Michael and his family have now got 15 days to lodge an appeal. It was also announced today that lawyers representing Michael have made a bail application with the Bulgarian courts.
If you want to show some more support for Michael you can sign an appeal – online – demanding action from the government on his behalf. Visit http://www.petitiononline.com/shields1/ where you’ll be asked for your name and your email address. This becomes your signature on the petition. At the time of writing there were just short of 6000 signatures.
Jamie Carragher added his voice to the campaign yesterday, dedicating his goal on Tuesday night to Michael. He was speaking to the Liverpool Echo and said: "I don’t know how the justice system works in Bulgaria but hopefully something can be done.
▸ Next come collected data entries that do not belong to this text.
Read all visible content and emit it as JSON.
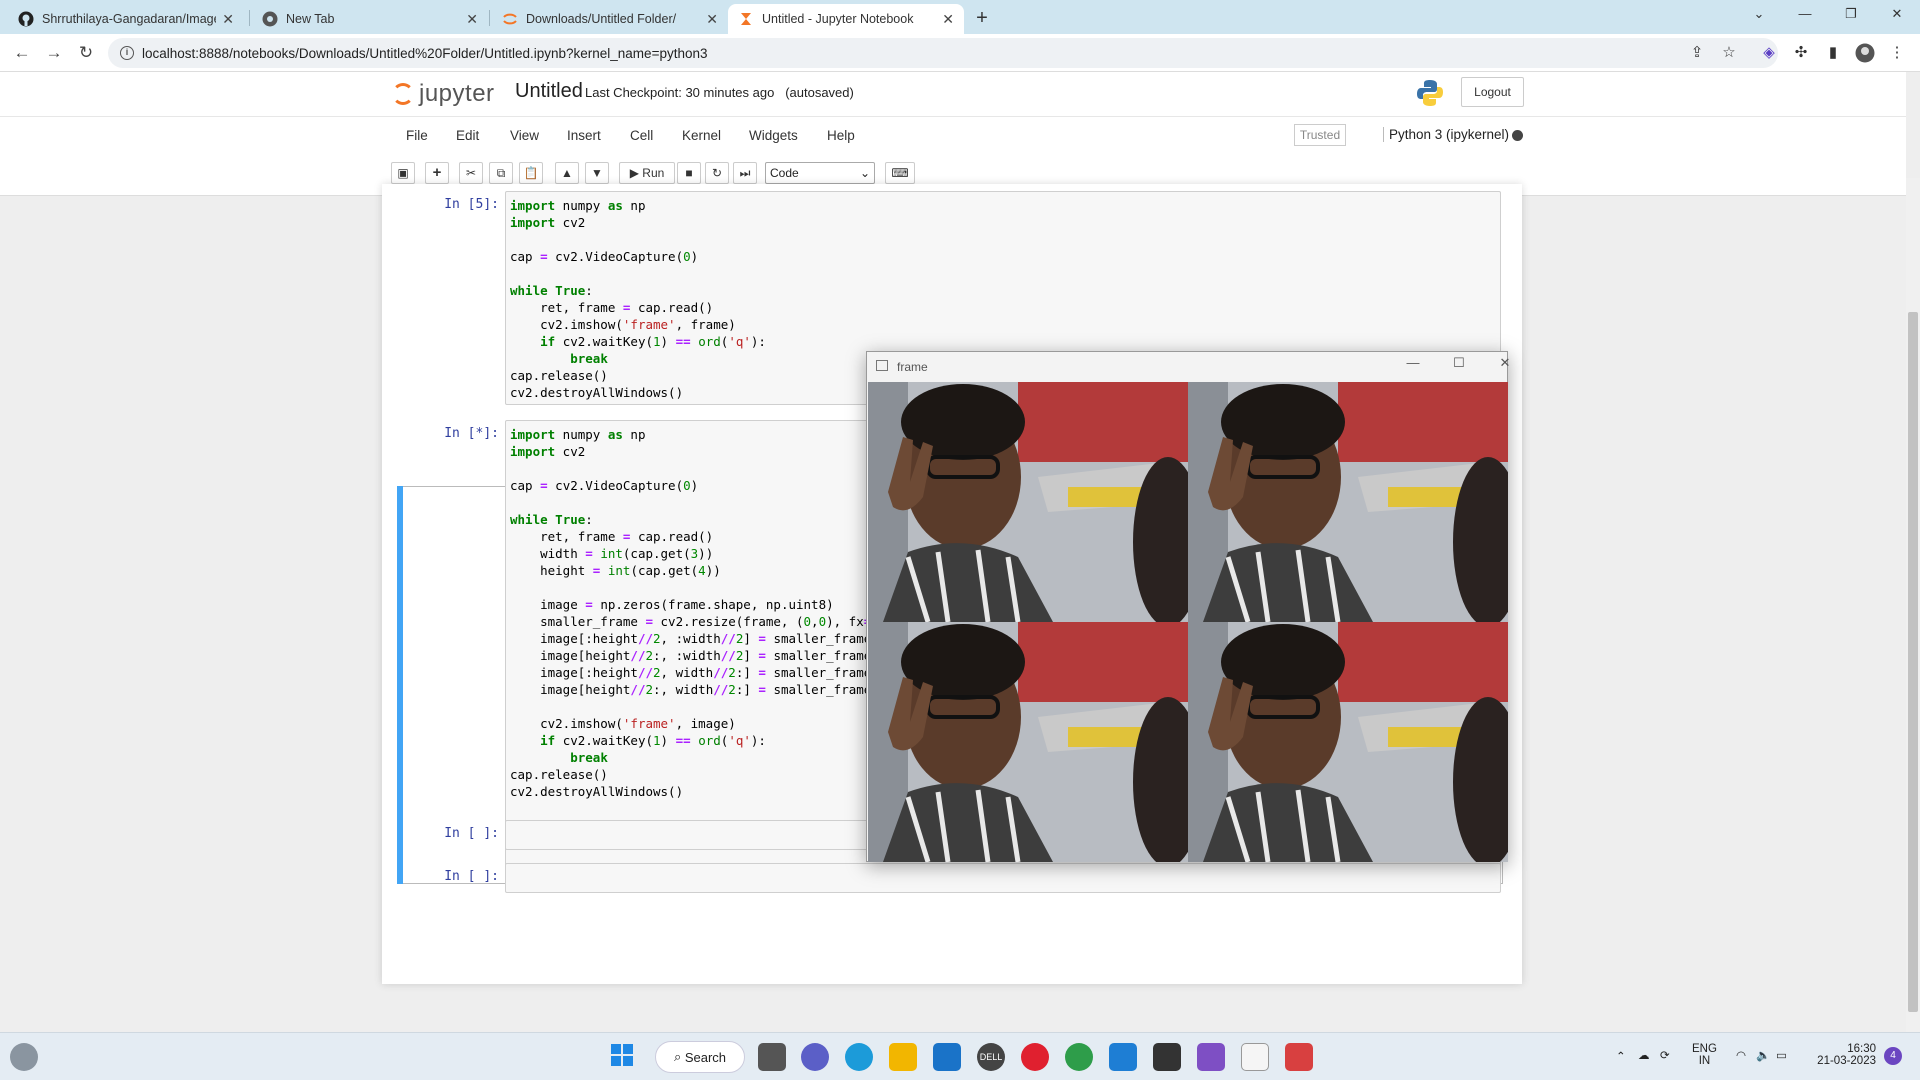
{
  "browser": {
    "tabs": [
      {
        "title": "Shrruthilaya-Gangadaran/Image",
        "icon": "github-icon"
      },
      {
        "title": "New Tab",
        "icon": "chrome-icon"
      },
      {
        "title": "Downloads/Untitled Folder/",
        "icon": "jupyter-icon"
      },
      {
        "title": "Untitled - Jupyter Notebook",
        "icon": "jupyter-icon"
      }
    ],
    "url": "localhost:8888/notebooks/Downloads/Untitled%20Folder/Untitled.ipynb?kernel_name=python3"
  },
  "jupyter": {
    "logo_text": "jupyter",
    "notebook_name": "Untitled",
    "checkpoint": "Last Checkpoint: 30 minutes ago",
    "autosaved": "(autosaved)",
    "logout": "Logout",
    "menu": [
      "File",
      "Edit",
      "View",
      "Insert",
      "Cell",
      "Kernel",
      "Widgets",
      "Help"
    ],
    "trusted": "Trusted",
    "kernel": "Python 3 (ipykernel)",
    "run_label": "Run",
    "cell_type": "Code"
  },
  "cells": [
    {
      "prompt": "In [5]:"
    },
    {
      "prompt": "In [*]:"
    },
    {
      "prompt": "In [ ]:"
    },
    {
      "prompt": "In [ ]:"
    }
  ],
  "frame_window": {
    "title": "frame"
  },
  "taskbar": {
    "search": "Search",
    "lang_top": "ENG",
    "lang_bottom": "IN",
    "time": "16:30",
    "date": "21-03-2023",
    "notif_count": "4"
  }
}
I think someone high up in the government, possibly even Tony Blair himself, should step in and fight Michael’s corner."
Jamie says the Reds players were thinking of Michael as they prepared for the game against FC Kaunas on Tuesday. He said: "We got a phone call with the news yesterday but we’ve been aware of what’s been going on throughout the whole trial. There was a banner about Michael at the TNS game in the last round and what’s happened with the verdict was on our minds last night."
Jamie said of his goal, his first for six years, "If I’d known I was going to score I would’ve worn a T-shirt under my shirt with Michael’s name on it. I want to dedicate my goal to Michael Shields and all his family.
Jamie also talked about how felt such despair over Michael’s fate: "When we got the news that not only had he been found guilty of a crime he didn’t commit but he’d also been sentenced to 15 years, our hearts sank. For myself, Steven and the other local lads in the team it really hit us. He’s one of us, a young lad who went to a game to watch Liverpool and ended up being thrown in prison in a foreign country. He must be absolutely distraught at what’s happened just as everyone in Liverpool is."
Carra continued: "He should’ve been here in Lithuania cheering us on but instead he’s locked up. Me and Stevie are heartbroken for the lad because obviously it’s an injustice."
Carra wants the government to intervene after the cowardly admission from Sankey: "There is a lad in Liverpool who has owned up to the crime and admitted it was him and not Michael."